Some believe eating human placenta — raw, cooked, or dried out, pulverized and encapsulated — has health benefits. But a review of the handful of studies on the subject has found no evidence that eating placenta is good for you.
Placenta consumption has been recommended for pain reduction, strengthening the immune system, better maternal bonding, faster uterine recovery, and for the prevention of postpartum depression, sleep disorders and menstrual disorders.
Researchers, writing in Archives of Women’s Mental Health, reviewed 10 studies, four human and six animal. One examined the claim that consuming encapsulated placenta improves lactation, but the study did not adhere to current scientific standards, and no conclusions could be drawn. Neither animal nor human studies found good evidence for pain relief. There are no randomized, placebo-controlled trials of placenta consumption.

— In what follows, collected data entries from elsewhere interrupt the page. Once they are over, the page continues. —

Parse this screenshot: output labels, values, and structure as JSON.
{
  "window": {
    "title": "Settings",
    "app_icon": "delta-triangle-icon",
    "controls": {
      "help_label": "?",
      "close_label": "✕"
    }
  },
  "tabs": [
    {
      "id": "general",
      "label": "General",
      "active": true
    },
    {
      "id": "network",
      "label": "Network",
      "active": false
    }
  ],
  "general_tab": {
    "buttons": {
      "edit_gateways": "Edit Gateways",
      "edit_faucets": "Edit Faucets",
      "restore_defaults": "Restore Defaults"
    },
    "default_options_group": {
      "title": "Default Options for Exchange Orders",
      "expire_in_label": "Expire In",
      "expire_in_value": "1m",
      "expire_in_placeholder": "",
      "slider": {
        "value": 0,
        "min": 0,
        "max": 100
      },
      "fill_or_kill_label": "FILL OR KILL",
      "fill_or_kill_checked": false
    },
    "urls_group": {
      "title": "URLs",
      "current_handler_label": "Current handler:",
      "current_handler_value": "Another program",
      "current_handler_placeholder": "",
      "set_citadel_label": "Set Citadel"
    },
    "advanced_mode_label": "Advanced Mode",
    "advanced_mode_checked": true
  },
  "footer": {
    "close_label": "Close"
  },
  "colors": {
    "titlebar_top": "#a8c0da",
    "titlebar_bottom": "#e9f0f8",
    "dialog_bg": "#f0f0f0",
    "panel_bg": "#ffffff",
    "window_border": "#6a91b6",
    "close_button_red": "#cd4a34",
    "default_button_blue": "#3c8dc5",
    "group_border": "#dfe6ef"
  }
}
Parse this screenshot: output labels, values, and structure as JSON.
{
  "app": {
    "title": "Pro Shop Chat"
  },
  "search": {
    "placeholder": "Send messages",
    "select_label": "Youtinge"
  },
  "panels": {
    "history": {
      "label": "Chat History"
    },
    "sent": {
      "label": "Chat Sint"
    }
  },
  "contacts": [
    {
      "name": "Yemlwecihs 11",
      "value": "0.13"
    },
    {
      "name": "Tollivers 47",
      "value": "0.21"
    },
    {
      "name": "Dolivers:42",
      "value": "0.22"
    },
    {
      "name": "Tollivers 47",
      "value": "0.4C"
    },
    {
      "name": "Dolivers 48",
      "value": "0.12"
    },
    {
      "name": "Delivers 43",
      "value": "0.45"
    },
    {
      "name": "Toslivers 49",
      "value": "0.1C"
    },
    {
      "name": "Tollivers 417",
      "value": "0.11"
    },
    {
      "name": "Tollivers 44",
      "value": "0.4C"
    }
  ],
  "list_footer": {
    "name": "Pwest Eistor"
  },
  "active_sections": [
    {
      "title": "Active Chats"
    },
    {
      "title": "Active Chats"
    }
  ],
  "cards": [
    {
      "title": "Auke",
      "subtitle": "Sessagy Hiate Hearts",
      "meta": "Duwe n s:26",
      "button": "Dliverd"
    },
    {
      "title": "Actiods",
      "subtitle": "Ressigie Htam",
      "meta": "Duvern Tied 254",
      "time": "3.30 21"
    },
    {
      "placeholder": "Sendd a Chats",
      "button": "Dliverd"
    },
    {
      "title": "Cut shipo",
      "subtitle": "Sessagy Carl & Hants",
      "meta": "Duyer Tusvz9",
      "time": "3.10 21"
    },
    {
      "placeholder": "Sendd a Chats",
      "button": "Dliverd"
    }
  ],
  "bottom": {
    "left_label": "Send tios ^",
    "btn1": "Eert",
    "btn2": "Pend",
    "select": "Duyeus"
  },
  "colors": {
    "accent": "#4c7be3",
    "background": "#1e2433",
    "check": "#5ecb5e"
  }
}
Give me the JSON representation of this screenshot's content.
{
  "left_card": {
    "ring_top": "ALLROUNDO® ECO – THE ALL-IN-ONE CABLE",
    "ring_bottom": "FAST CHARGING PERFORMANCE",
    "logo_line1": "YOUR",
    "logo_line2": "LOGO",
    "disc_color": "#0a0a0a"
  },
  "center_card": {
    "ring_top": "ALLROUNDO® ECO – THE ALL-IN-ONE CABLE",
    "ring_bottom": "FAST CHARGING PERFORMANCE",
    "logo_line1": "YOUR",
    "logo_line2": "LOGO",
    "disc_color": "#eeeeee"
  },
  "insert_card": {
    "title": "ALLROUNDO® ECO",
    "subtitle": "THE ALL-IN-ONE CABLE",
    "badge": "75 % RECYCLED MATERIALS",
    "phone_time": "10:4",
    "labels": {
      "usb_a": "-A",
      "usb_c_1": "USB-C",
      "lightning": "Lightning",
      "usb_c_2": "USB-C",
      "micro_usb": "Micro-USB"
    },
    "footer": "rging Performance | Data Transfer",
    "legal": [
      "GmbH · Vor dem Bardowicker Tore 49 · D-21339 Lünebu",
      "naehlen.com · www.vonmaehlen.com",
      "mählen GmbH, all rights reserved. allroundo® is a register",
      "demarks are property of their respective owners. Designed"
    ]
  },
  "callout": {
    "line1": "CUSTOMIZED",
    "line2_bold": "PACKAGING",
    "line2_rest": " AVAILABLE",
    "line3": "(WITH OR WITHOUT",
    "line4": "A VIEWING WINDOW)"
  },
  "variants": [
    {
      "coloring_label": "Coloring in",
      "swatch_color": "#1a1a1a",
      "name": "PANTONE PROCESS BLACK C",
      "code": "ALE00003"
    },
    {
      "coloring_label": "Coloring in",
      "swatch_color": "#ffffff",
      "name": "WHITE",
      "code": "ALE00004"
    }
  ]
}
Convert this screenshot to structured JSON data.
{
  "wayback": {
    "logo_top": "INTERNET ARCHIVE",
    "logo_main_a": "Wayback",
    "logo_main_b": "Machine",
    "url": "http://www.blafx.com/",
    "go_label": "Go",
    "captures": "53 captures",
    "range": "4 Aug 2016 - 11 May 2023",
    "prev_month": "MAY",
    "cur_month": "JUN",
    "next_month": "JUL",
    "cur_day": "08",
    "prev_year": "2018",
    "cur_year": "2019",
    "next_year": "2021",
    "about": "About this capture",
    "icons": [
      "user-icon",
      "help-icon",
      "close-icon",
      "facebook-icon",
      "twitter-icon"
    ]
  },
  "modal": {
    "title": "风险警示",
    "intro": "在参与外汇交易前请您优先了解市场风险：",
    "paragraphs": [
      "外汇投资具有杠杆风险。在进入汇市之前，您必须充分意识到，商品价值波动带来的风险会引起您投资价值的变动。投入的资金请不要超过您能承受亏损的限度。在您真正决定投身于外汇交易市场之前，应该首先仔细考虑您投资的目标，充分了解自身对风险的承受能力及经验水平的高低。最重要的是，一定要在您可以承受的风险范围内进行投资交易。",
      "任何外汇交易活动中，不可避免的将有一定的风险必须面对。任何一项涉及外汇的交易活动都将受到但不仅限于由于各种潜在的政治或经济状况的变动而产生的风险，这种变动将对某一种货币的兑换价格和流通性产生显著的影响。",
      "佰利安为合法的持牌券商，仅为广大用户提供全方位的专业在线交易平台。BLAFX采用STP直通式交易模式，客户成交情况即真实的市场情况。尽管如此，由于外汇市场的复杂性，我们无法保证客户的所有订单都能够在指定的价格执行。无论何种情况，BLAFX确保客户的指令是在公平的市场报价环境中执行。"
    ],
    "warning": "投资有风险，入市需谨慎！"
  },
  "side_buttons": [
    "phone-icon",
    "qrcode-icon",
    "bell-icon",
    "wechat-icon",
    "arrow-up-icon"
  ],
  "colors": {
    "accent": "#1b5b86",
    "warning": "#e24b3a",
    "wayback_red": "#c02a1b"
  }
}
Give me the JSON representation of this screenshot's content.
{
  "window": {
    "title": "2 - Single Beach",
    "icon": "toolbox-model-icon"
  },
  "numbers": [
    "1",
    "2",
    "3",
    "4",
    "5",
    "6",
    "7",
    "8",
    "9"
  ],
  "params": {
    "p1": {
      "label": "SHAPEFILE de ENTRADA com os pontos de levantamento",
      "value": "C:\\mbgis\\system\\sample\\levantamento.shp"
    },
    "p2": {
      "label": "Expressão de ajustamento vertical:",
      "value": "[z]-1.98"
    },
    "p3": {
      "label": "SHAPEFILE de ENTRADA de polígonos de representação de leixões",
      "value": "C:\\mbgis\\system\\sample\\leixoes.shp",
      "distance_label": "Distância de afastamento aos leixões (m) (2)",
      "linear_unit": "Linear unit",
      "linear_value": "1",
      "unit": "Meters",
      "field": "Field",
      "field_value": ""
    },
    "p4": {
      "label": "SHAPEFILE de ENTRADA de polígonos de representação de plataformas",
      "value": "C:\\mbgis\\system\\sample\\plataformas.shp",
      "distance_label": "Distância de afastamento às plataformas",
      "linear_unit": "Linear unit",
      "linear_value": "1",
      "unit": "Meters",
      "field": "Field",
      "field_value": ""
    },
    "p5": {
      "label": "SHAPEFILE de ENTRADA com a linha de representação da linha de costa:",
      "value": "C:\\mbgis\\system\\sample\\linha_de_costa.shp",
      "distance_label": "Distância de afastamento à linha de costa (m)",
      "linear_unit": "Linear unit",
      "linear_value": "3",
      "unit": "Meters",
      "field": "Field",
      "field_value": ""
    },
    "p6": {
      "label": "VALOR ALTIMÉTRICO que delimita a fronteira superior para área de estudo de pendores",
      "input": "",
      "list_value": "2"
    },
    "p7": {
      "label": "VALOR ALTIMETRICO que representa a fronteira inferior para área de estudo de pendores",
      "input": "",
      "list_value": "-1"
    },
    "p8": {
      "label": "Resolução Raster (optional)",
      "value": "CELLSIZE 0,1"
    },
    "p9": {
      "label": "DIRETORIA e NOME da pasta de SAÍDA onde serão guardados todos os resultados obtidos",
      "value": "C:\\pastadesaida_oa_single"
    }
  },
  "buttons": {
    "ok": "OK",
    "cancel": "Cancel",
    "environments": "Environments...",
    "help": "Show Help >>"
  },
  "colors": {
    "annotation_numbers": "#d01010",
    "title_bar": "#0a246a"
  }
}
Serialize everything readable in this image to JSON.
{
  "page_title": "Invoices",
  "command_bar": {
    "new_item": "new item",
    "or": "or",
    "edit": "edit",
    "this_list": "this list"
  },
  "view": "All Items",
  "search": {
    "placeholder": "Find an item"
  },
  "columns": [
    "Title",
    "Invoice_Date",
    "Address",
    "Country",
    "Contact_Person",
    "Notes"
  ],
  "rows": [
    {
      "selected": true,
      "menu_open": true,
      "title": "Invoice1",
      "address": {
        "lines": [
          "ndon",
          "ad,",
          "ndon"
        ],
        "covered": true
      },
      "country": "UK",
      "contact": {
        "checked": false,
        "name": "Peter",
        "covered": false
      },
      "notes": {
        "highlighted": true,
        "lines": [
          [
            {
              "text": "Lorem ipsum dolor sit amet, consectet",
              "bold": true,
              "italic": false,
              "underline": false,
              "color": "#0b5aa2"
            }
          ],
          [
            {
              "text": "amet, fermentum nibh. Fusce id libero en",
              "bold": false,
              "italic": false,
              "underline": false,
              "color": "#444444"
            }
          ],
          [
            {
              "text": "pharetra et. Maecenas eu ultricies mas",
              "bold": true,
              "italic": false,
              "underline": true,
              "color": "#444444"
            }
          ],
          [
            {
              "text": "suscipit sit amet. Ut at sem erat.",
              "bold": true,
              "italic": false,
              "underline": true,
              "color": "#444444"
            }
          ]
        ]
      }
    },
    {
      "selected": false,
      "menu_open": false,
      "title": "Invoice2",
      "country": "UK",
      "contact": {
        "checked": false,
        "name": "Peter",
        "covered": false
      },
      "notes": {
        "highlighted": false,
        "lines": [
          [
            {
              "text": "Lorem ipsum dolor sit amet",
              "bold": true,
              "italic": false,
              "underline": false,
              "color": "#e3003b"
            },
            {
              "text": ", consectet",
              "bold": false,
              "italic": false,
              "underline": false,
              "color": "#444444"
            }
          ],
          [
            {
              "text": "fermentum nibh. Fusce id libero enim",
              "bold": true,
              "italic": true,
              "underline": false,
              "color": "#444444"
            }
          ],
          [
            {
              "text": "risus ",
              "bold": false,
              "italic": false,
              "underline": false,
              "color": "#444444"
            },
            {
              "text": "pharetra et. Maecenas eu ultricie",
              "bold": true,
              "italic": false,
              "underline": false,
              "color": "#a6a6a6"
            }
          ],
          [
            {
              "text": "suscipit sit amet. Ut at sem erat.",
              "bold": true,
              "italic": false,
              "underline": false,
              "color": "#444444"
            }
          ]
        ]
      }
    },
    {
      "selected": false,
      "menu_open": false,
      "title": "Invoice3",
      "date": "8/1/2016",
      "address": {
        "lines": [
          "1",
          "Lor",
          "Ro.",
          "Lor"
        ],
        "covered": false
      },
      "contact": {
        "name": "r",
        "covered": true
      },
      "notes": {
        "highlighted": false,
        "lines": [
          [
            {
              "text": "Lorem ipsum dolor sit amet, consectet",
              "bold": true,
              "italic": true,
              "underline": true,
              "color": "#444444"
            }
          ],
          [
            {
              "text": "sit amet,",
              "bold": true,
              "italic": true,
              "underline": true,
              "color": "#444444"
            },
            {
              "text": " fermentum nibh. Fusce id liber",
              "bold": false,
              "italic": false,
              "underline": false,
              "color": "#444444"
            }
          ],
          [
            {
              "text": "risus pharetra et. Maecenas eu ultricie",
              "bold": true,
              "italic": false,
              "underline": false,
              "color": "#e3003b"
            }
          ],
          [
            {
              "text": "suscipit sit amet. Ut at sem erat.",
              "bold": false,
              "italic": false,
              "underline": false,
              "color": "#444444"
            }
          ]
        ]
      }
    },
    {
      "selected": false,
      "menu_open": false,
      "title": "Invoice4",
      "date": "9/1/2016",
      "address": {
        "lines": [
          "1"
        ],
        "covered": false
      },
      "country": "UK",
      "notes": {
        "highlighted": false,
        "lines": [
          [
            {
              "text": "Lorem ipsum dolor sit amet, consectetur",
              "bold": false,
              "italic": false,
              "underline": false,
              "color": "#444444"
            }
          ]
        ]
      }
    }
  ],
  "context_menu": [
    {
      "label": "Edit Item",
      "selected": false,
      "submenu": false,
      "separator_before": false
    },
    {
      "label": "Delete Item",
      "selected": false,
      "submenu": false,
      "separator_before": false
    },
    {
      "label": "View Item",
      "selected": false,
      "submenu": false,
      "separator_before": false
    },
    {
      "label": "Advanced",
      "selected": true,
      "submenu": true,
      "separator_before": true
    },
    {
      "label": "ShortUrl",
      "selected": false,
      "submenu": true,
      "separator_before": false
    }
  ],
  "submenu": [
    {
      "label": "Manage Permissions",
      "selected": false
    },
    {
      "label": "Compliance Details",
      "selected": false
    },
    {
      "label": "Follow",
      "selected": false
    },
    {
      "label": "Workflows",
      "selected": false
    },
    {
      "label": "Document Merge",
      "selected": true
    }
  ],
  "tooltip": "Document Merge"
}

Although the potential adverse effects of eating placenta are not known, the placenta is not sterile, and several studies found that the organ was contaminated with bacteria as well as selenium, cadmium, mercury and lead.
“This is an unregulated practice with no evidence-based research about its risks and benefits,” said the lead author, Dr. Crystal T. Clark, an assistant professor of psychiatry at Northwestern. “It should certainly not be used in place of other treatments for postpartum depression or other postpartum complications until we have further research about its benefits.”